At Sapling & Flint, we were inspired for our Autumn 2019 addition to the Traditions collection by the Deer. Among the Haudenosaunee, the Deer is considered the Leader of the four-legged animals. In our Thanksgiving Address we give thanks to the Deer for laying down its life in order to feed the people. Haudenosaunee men look to the buck as a role model because he lays down his life for the doe and the fawns.

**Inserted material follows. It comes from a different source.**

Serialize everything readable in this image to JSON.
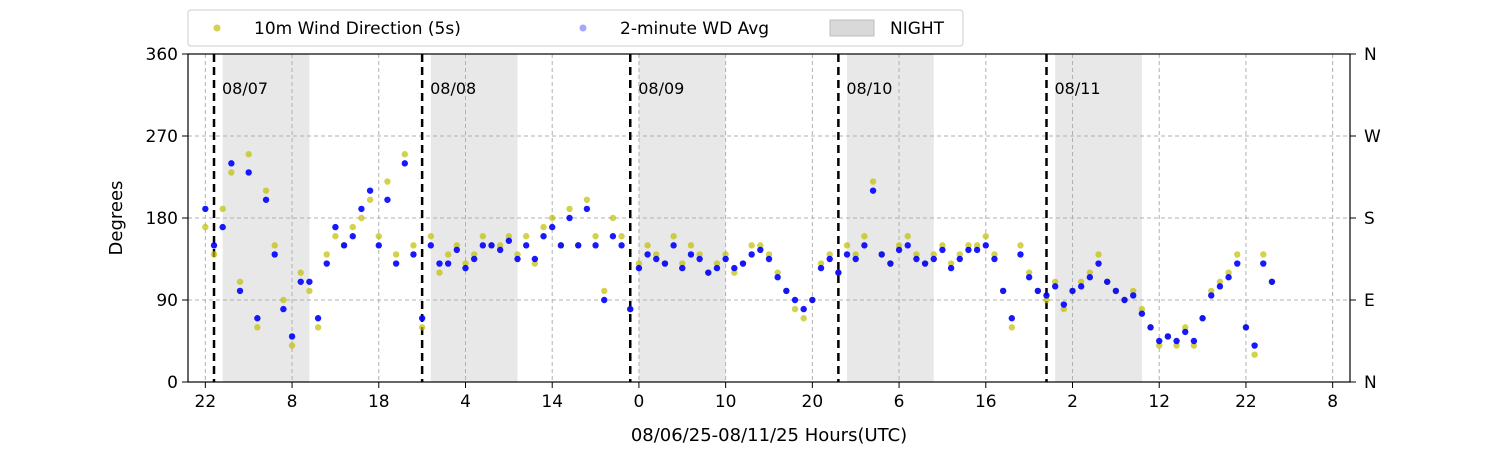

Often during recitals of the Haudenosaunee Great Law of Peace; a whitetail deer hide is used by the Speaker as an analogy of the “white roots of Peace” because a whole hide often bears a remarkable image of what looks like a profile of a White Pine tree; from the tree top to the roots, the white tail representing the white roots of Peace. It is often said that during the foundation of the Great Law, the Peacemaker used a whitetail deer hide to share his analogy of the White Pine tree representing Peace with the leadership in assembly. The first Clanmother, Tsikónsase, used the antlers of a buck to “crown” the first Confederacy Chiefs to represent them as Leaders, and prepared to lay down their lives for their People as a buck would for the doe & his children. To this day, a Condoled Chief is identified by the antlers protruding from his Kahstówa (headdress).
We are now getting to the time of year where the Sumac reddens, the air grows cold, the first frost arrives, and Haudenosaunee men are preparing for the first hunt of the season. Deer meat is foundational to the Haudenosaunee winter diet and is a staple for most longhouses for their wintertime ceremonies.